We assessed acute toxicity following SBRT or BT by review of treatment reports and laboratory results, specifically INR, albumin, and bilirubin. CPS at the time of treatment was compared to CPS post-treatment in all patients, if blood levels were available. Information on ascites and encephalopathy was assessed by review of imaging and medical reports.

Patient Follow-Up

Follow-up was reviewed retrospectively. All available patient reports, surgical reports, and imaging reports were included. Local control before LT was defined as lack of local progression in the time between treatment and LT. It was determined by radiological reports on magnetic resonance imaging (MRI) or computed tomography (CT) before LT or the histopathological report of the explanted liver. Hepatic or distant failure after LT were determined according to radiological reports. Toxicity was graded according to the Common Terminology Criteria for Adverse Events (CTCAE) version 5.0.

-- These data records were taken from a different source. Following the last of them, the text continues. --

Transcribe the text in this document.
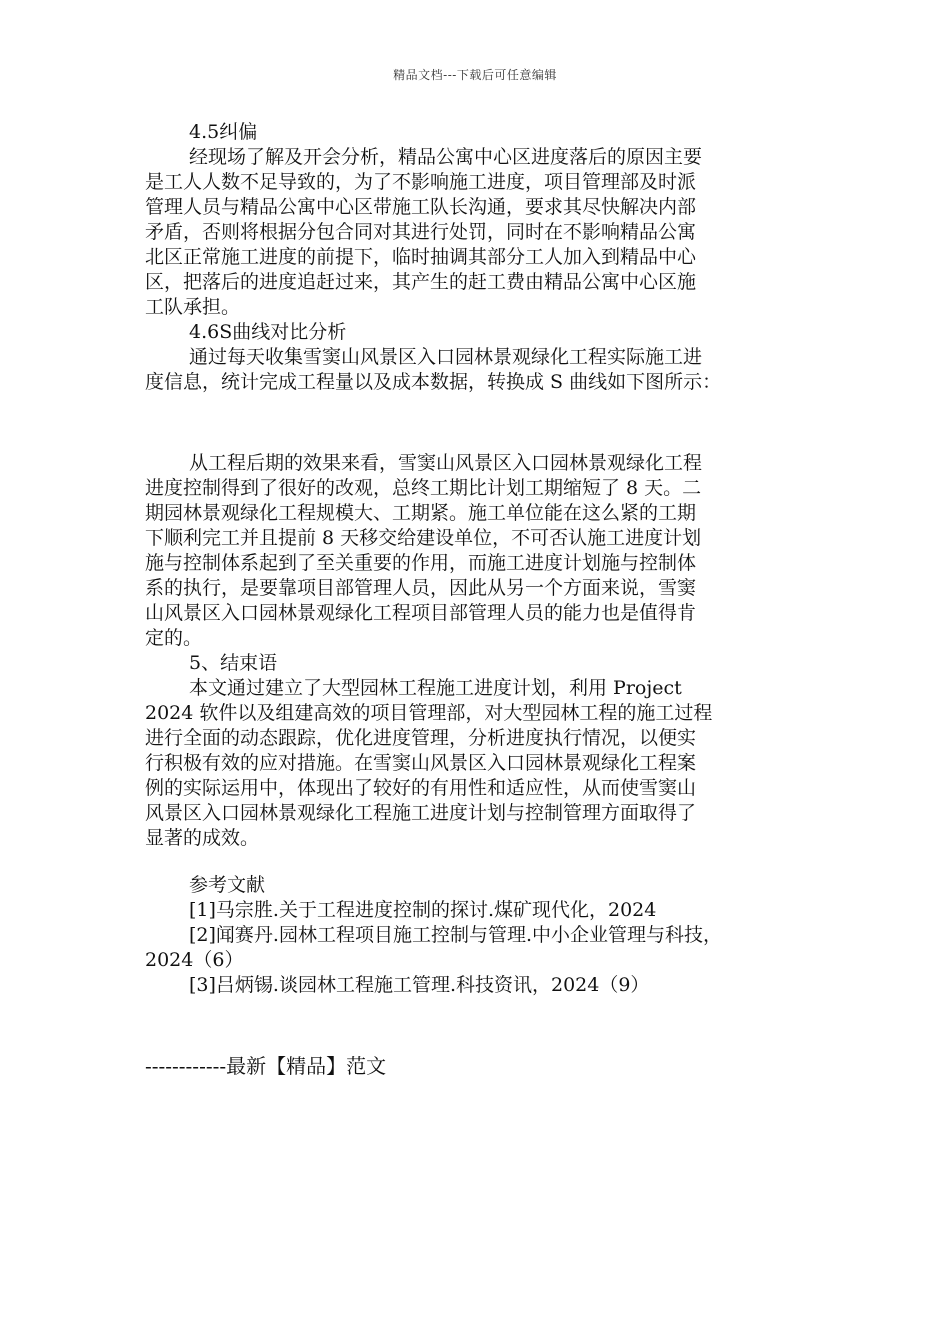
精品文档---下载后可任意编辑
4.5纠偏
经现场了解及开会分析，精品公寓中心区进度落后的原因主要
是工人人数不足导致的，为了不影响施工进度，项目管理部及时派
管理人员与精品公寓中心区带施工队长沟通，要求其尽快解决内部
矛盾，否则将根据分包合同对其进行处罚，同时在不影响精品公寓
北区正常施工进度的前提下，临时抽调其部分工人加入到精品中心
区，把落后的进度追赶过来，其产生的赶工费由精品公寓中心区施
工队承担。
4.6S曲线对比分析
通过每天收集雪窦山风景区入口园林景观绿化工程实际施工进
度信息，统计完成工程量以及成本数据，转换成 S 曲线如下图所示：
从工程后期的效果来看，雪窦山风景区入口园林景观绿化工程
进度控制得到了很好的改观，总终工期比计划工期缩短了 8 天。二
期园林景观绿化工程规模大、工期紧。施工单位能在这么紧的工期
下顺利完工并且提前 8 天移交给建设单位，不可否认施工进度计划
施与控制体系起到了至关重要的作用，而施工进度计划施与控制体
系的执行，是要靠项目部管理人员，因此从另一个方面来说，雪窦
山风景区入口园林景观绿化工程项目部管理人员的能力也是值得肯
定的。
5、结束语
本文通过建立了大型园林工程施工进度计划，利用 Project
2024 软件以及组建高效的项目管理部，对大型园林工程的施工过程
进行全面的动态跟踪，优化进度管理，分析进度执行情况，以便实
行积极有效的应对措施。在雪窦山风景区入口园林景观绿化工程案
例的实际运用中，体现出了较好的有用性和适应性，从而使雪窦山
风景区入口园林景观绿化工程施工进度计划与控制管理方面取得了
显著的成效。
参考文献
[1]马宗胜.关于工程进度控制的探讨.煤矿现代化，2024
[2]闻赛丹.园林工程项目施工控制与管理.中小企业管理与科技，
2024（6）
[3]吕炳锡.谈园林工程施工管理.科技资讯，2024（9）
------------最新【精品】范文
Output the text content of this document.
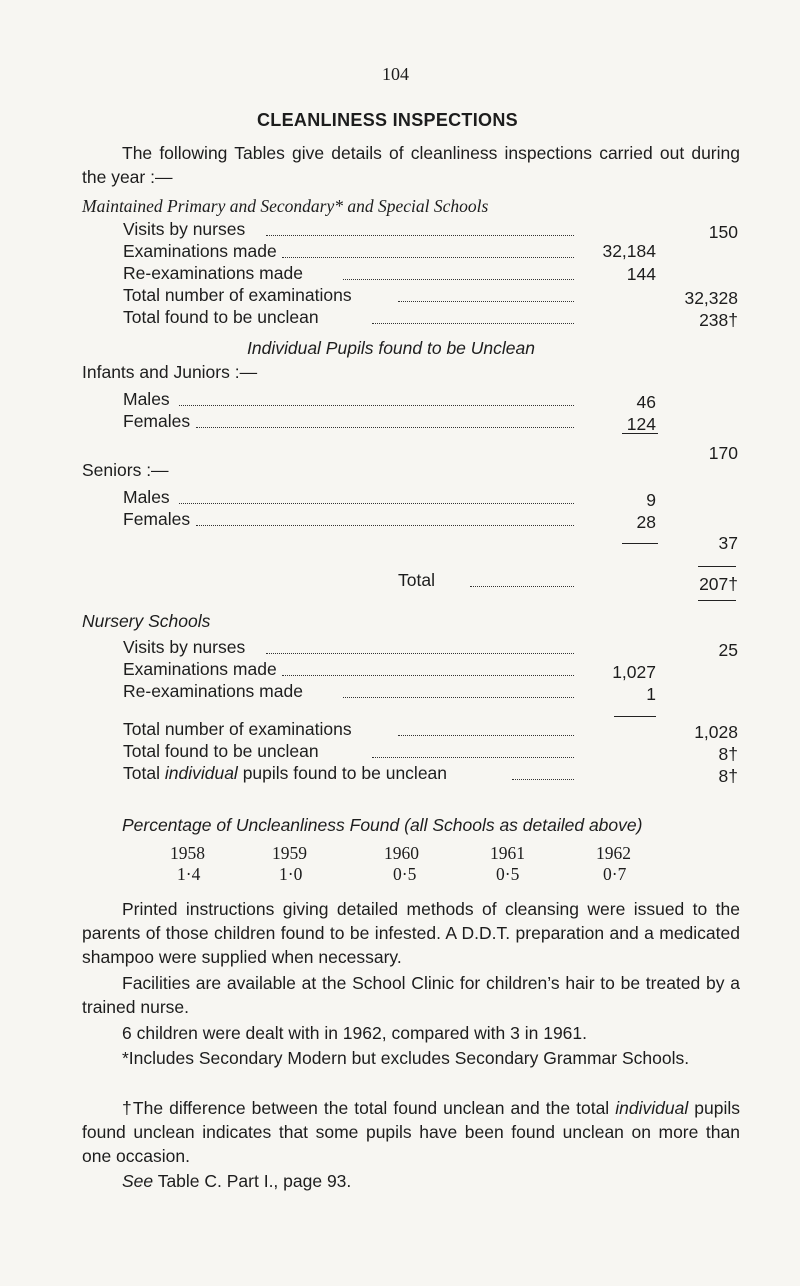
104
CLEANLINESS INSPECTIONS

The following Tables give details of cleanliness inspections carried out during the year :—

Maintained Primary and Secondary* and Special Schools
Visits by nurses	150
Examinations made	32,184
Re-examinations made	144
Total number of examinations	32,328
Total found to be unclean	238†
Individual Pupils found to be Unclean
Infants and Juniors :—
Males	46
Females	124
170
Seniors :—
Males	9
Females	28
37
Total	207†
Nursery Schools
Visits by nurses	25
Examinations made	1,027
Re-examinations made	1
Total number of examinations	1,028
Total found to be unclean	8†
Total individual pupils found to be unclean	8†
Percentage of Uncleanliness Found (all Schools as detailed above)
1958	1959	1960	1961	1962
1·4	1·0	0·5	0·5	0·7

Printed instructions giving detailed methods of cleansing were issued to the parents of those children found to be infested. A D.D.T. preparation and a medicated shampoo were supplied when necessary.

Facilities are available at the School Clinic for children’s hair to be treated by a trained nurse.

6 children were dealt with in 1962, compared with 3 in 1961.

*Includes Secondary Modern but excludes Secondary Grammar Schools.

†The difference between the total found unclean and the total individual pupils found unclean indicates that some pupils have been found unclean on more than one occasion.

See Table C. Part I., page 93.
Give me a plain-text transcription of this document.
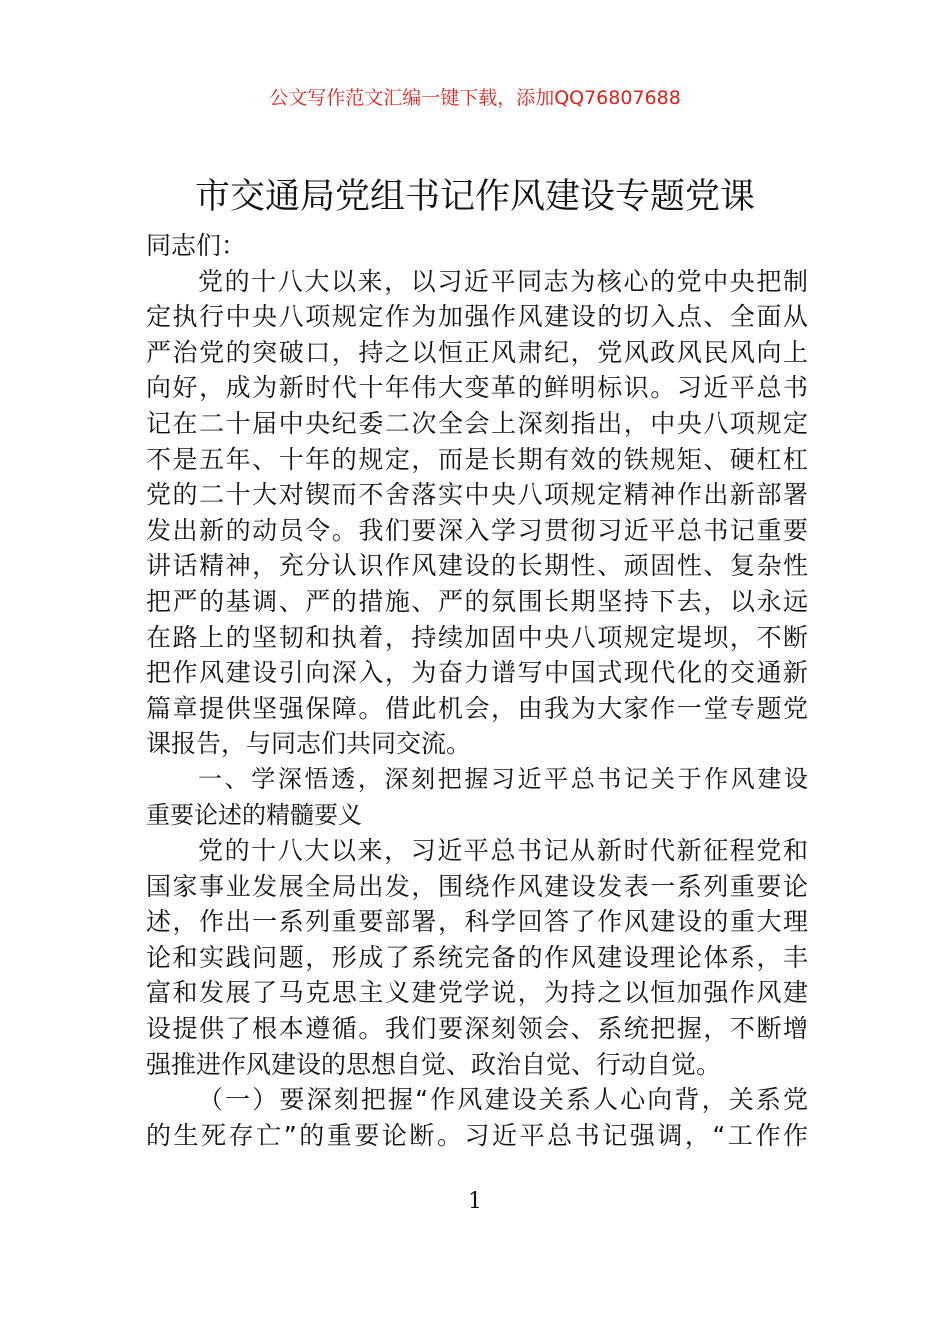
公文写作范文汇编一键下载，添加QQ76807688
市交通局党组书记作风建设专题党课
同志们：
党的十八大以来，以习近平同志为核心的党中央把制
定执行中央八项规定作为加强作风建设的切入点、全面从
严治党的突破口，持之以恒正风肃纪，党风政风民风向上
向好，成为新时代十年伟大变革的鲜明标识。习近平总书
记在二十届中央纪委二次全会上深刻指出，中央八项规定
不是五年、十年的规定，而是长期有效的铁规矩、硬杠杠
党的二十大对锲而不舍落实中央八项规定精神作出新部署
发出新的动员令。我们要深入学习贯彻习近平总书记重要
讲话精神，充分认识作风建设的长期性、顽固性、复杂性
把严的基调、严的措施、严的氛围长期坚持下去，以永远
在路上的坚韧和执着，持续加固中央八项规定堤坝，不断
把作风建设引向深入，为奋力谱写中国式现代化的交通新
篇章提供坚强保障。借此机会，由我为大家作一堂专题党
课报告，与同志们共同交流。
一、学深悟透，深刻把握习近平总书记关于作风建设
重要论述的精髓要义
党的十八大以来，习近平总书记从新时代新征程党和
国家事业发展全局出发，围绕作风建设发表一系列重要论
述，作出一系列重要部署，科学回答了作风建设的重大理
论和实践问题，形成了系统完备的作风建设理论体系，丰
富和发展了马克思主义建党学说，为持之以恒加强作风建
设提供了根本遵循。我们要深刻领会、系统把握，不断增
强推进作风建设的思想自觉、政治自觉、行动自觉。
（一）要深刻把握“作风建设关系人心向背，关系党
的生死存亡”的重要论断。习近平总书记强调，“工作作
1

Histological Classification

Histological examination of the explanted liver was performed by an experienced pathologist. The diagnosis of an HCC was made in accordance to the criteria established in the WHO classification (13). Each respective HCC lesion was extensively sampled. The area of tumor necrosis was evaluated microscopically and expressed as a percentage of total tumor volume (). Additionally, tumor regression was measured in analogy to the Dworak grading of tumor regression in rectal cancer (14).

Figure 2

(A) Ductular proliferation and lymphocytic inflammation at the sclerotic border of a completely regressed HCC (H&E, magnification 50×), (B) Central necrosis with surrounding scarring fibrous tissue, no vital residual tumor analogous to Dworak regression score of IV (H&E, magnification 50×), (C) Residual HCC with dense fibrous capsule (H&E, magnification 100×), (D) Reticulin staining showing loss of the reticulin meshwork and macrotrabecular architecture in HCC (Gomori’s Reticulin, 200×).

Statistical Analysis

Statistical analysis was performed using SPSS software (version 26.0.0.1; SPSS, Chicago, IL, USA). Descriptive statistics were performed on clinical patient data, and values were given in median and range. We determined time from enlisting to LT, and time to LT, which was defined as the time interval between the local ablative treatment (BT or SBRT) to LT.

Results

Patients

A total of 14 patients (male=9; female=5) were identified, of whom seven underwent HDR-BT for bridging before LT and seven were treated with SBRT. All patients had the diagnosis of liver cirrhosis, of which seven were induced ethyltoxic, three were due to a hepatitis infection, and four had other causes. The median liver volume was 1,541 ccm (range 833–3,566 ccm). Most patients had a Charlson comorbidity index (CCI) of 6 or 7 (n=11); the Child-Pugh Score (CPS) before local treatment was 5–7 points in 12 patients, and 8 and 9 points in one patient, respectively, details are listed in . Diagnosis of HCC was usually based on radiographic findings. However, five HDR-BT patients had a biopsy taken within the same session before undergoing treatment. Moreover, eight patients underwent tumor-specific treatments for HCC prior to SBRT (n=6) or HDR-BT (n=2).

Table 1

Patient characteristics.

Age	57 (31–64) years
Gender
Male	9
Female	5
Liver volume (ccm)	1,541 (833–3,566)
Liver cirrhosis
Yes	14
No	0
Etiology
Ethyltoxic	7
HepB/C	3
Others	4
Charlson comorbidity index
CCI 5	1
CCI 6	5
CCI 7	6
CCI 8	1
CCI 9	0
CCI 10	1
Pretreatment Child-Pugh-Score
CPS 5	6
CPS 6	3
CPS 7	3
CPS 8	1
CPS 9	1
Pretreatment AFP level (ng/ml)
<20	10
20–100	2
101–1,000	0
>1,000	1
NA	1
Biopsy prior to local treatment
BT group	5/7
SBRT group	0/7
Prior treatments
BT group	2/7
SBRT group	6/7

BT

Seven patients were treated with HDR interstitial BT as bridging before liver transplantation. Of these, six patients received treatment of one target volume, while one patient was treated for three lesions in one treatment session. In 71% (5/7) of cases, only one BT catheter was placed, while two or four catheters were placed in the two remaining patients. The CTV had a median volume of 3.4 ccm (range 1.2–31.6 ccm). The treatment dose was prescribed to the D100 (dose covering 100% of the target volume) with 15G y, which was met in all but one patient in order to meet OAR constraints. Median liver exposure to 5 and 10 Gy was 173 ccm (range 34–606 ccm) and 11 ccm (range 12–219 ccm), respectively.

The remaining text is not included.